As mesmas empresas figuram ainda entre as maiores produtoras e exportadoras mundiais de sementes: Bayer, Corteva e Syngenta controlam mais de 80% desse mercado, arrecadando 8 bilhões, 7 bilhões e 2,6 bilhões de dólares em 2020, respectivamente.  Além disso, tem havido nos últimos anos uma grande concentração das empresas produtoras de agrotóxicos e sementes, ou seja, uma oligopolização do setor. Organizando-se de forma oligopolista, as corporações provenientes da Europa, dos Estados Unidos e da China subordinam a agricultura em escala mundial em todas as suas fases: desde o preparo da terra para o plantio até a “pós-colheita”.

O livro explica como os países latino-americanos, especialmente o Brasil e a Argentina, têm sido receptores de um grande volume de agrotóxicos produzidos e comercializados por empresas do norte global.
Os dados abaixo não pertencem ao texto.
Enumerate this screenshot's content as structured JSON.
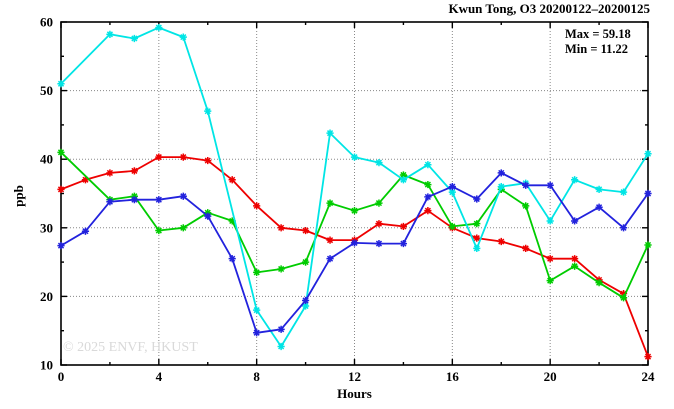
{
  "header": {
    "title": "Kwun Tong, O3 20200122–20200125"
  },
  "annotations": {
    "max_label": "Max = 59.18",
    "min_label": "Min = 11.22"
  },
  "watermark": "© 2025  ENVF, HKUST",
  "chart_data": {
    "type": "line",
    "title": "Kwun Tong, O3 20200122–20200125",
    "xlabel": "Hours",
    "ylabel": "ppb",
    "xlim": [
      0,
      24
    ],
    "ylim": [
      10,
      60
    ],
    "x_major_ticks": [
      0,
      4,
      8,
      12,
      16,
      20,
      24
    ],
    "x_minor_ticks": [
      2,
      6,
      10,
      14,
      18,
      22
    ],
    "y_major_ticks": [
      10,
      20,
      30,
      40,
      50,
      60
    ],
    "y_minor_ticks": [
      15,
      25,
      35,
      45,
      55
    ],
    "grid": "dotted-at-major-ticks",
    "legend_position": "none",
    "max_value": 59.18,
    "min_value": 11.22,
    "x": [
      0,
      1,
      2,
      3,
      4,
      5,
      6,
      7,
      8,
      9,
      10,
      11,
      12,
      13,
      14,
      15,
      16,
      17,
      18,
      19,
      20,
      21,
      22,
      23,
      24
    ],
    "series": [
      {
        "name": "line-red",
        "color": "#ee0000",
        "values": [
          35.6,
          37.0,
          38.0,
          38.3,
          40.3,
          40.3,
          39.8,
          37.0,
          33.2,
          30.0,
          29.6,
          28.2,
          28.2,
          30.6,
          30.2,
          32.5,
          30.0,
          28.5,
          28.0,
          27.0,
          25.5,
          25.5,
          22.4,
          20.4,
          11.22
        ]
      },
      {
        "name": "line-green",
        "color": "#00cc00",
        "values": [
          41.0,
          null,
          34.1,
          34.6,
          29.6,
          30.0,
          32.2,
          31.0,
          23.5,
          24.0,
          25.0,
          33.6,
          32.5,
          33.6,
          37.7,
          36.3,
          30.2,
          30.6,
          35.6,
          33.2,
          22.3,
          24.4,
          22.0,
          19.8,
          27.5
        ]
      },
      {
        "name": "line-cyan",
        "color": "#00e5e5",
        "values": [
          51.0,
          null,
          58.2,
          57.6,
          59.18,
          57.8,
          47.0,
          null,
          18.0,
          12.7,
          18.6,
          43.8,
          40.3,
          39.5,
          37.0,
          39.2,
          35.2,
          27.0,
          36.0,
          36.5,
          31.0,
          37.0,
          35.6,
          35.2,
          40.8
        ]
      },
      {
        "name": "line-blue",
        "color": "#2222dd",
        "values": [
          27.4,
          29.5,
          33.8,
          34.1,
          34.1,
          34.6,
          31.7,
          25.5,
          14.7,
          15.2,
          19.4,
          25.5,
          27.8,
          27.7,
          27.7,
          34.5,
          36.0,
          34.2,
          38.0,
          36.2,
          36.2,
          31.0,
          33.0,
          30.0,
          35.0
        ]
      }
    ]
  }
}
Embora, os Estados Unidos e a China serem relevantes destinatários dessas substâncias, em 2021, consumiram, respectivamente, cerca de 257 mil e 244 mil toneladas, enquanto o Brasil e a Argentina se destacam mais, tendo consumido 719 mil e 457 mil toneladas de pesticidas no mesmo período.

O livro que contou com o apoio do WWF e da Fundação Heinrich Böll está disponível no site da Editora Elefante e, em breve, nas principais livrarias do país.

Serviço 

Agrotóxicos e colonialismo químico
Autora: Larissa Mies Bombardi
Apoio: WWF & Fundação Heinrich Böll
Preço sugerido: R$ 40,00

Sobre a autora

Larissa Mies Bombardi é professora do Departamento de Geografia da Universidade de São Paulo (USP). Atualmente, vive na Europa e desenvolve pesquisas no Institut de recherche pour le développement (IRD), em Paris, França, sob o Programme national d’accueil en urgence des scientifiques et des artistes en exil (Pause). É especialista no tema do uso de agrotóxicos, com dezenas de palestras, artigos e entrevistas publicadas em periódicos e meios de comunicação brasileiros e internacionais.
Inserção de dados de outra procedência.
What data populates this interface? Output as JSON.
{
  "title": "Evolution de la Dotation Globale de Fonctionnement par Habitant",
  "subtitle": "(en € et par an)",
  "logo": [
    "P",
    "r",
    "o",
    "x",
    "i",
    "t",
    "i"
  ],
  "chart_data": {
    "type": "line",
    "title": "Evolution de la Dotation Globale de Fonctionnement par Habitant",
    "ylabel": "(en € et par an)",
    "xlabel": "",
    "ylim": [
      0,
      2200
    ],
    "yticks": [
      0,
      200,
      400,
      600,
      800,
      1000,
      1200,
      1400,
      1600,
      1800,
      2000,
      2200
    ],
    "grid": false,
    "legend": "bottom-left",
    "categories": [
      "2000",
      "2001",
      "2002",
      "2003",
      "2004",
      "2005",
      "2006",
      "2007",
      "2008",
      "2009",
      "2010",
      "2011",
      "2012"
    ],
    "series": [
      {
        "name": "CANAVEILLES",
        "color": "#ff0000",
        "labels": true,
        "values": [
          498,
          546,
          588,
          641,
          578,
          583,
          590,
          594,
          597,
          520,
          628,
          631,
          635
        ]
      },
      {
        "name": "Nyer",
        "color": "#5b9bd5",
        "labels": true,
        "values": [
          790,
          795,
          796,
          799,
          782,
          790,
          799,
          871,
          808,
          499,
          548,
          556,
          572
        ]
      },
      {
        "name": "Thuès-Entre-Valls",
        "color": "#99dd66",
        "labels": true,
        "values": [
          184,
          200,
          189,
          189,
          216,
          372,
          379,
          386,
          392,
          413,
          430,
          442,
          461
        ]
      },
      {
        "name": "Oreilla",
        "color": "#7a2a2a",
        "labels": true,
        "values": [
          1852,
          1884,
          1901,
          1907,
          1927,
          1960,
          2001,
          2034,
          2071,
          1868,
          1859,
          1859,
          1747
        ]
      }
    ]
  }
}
É autora dos atlas A Geography of Agrotoxins Use in Brazil and its Relations to the European Union [Geografia do uso de agrotóxicos no Brasil e suas relações com a União Europeia] (2019) e Geography of Asymmetry: The Vicious Cycle of Pesticides and Colonialism in the Commercial Relationship between Mercosur and the European Union [Geografia da assimetria: o ciclo vicioso de pesticidas e colonialismo na relação comercial entre Mercosul e União Europeia] (2021). É integrante do Fórum Nacional de Combate aos Impactos dos Agrotóxicos, no Brasil, e membro da organização internacional Justice Pesticide.